In an interview with WCPO, Mascre said Safran considered a site in South Carolina before expanding in Walton. He said Northern Kentucky’s work force is reliable and efficient and the company benefits from a training program with Gateway Technical College “to make sure we have people who are skilled enough to operate such a complex industrial facility.”
One new area of focus at the plant involves the use of machines – not employees – to move heavy parts. The goal is to achieve “one million less handlings” during the manufacturing process.
“This initiative will cut down the number of times the employee handles the product and further reduce the possibility for injury on the job, easing the strain on our employees,” he said. “ It is a good example of how this team here is working smarter towards operational excellence and innovation.”

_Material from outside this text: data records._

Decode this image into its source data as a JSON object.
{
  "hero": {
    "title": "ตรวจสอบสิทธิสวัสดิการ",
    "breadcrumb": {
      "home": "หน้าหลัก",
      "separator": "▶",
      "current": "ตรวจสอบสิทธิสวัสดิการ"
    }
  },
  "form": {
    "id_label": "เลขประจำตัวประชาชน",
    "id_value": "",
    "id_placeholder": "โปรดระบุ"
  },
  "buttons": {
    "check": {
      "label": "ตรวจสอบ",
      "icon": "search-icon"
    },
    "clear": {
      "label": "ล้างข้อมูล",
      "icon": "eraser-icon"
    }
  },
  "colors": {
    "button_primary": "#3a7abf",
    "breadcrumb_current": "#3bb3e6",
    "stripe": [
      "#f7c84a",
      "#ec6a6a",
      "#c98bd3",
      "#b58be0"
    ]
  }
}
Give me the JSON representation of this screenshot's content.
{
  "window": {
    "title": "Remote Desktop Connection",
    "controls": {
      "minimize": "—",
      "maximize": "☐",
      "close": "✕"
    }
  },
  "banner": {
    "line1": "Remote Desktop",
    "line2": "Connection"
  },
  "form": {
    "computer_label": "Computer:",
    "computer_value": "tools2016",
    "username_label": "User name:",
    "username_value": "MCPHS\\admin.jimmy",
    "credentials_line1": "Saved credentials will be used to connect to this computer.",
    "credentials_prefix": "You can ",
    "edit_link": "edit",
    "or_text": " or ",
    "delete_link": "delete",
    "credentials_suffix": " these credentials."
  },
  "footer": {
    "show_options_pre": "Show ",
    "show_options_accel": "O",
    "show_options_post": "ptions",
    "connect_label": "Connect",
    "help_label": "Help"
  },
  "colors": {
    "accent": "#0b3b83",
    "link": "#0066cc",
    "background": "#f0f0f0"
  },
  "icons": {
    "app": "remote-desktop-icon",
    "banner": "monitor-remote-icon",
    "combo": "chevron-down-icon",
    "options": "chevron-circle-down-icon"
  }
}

Census data shows Kentucky exported $8.7 billion in civilian aircraft engines and parts in 2015, up 12 percent from the prior year. Aerospace parts represented 31 percent of all Kentucky exports. A report by the Commerce Department’s International Trade Administration said foreign-owned companies employed 100,700 people in 2013 and 4,420 Kentucky companies exported products that year.
Mascre is aware of the campaign rhetoric about job-killing trade deals and new restrictions on immigration. But he also said globalization means more business travelers, more planes sold and more braking systems needed.
“The fact that people travel for business, for leisure, it’s a key driver for growth for us,” he said. “If there is a barrier (to that travel) it would probably put at risk this growth. So I hope for an open and peaceful world, which is very good for our company and for our jobs.”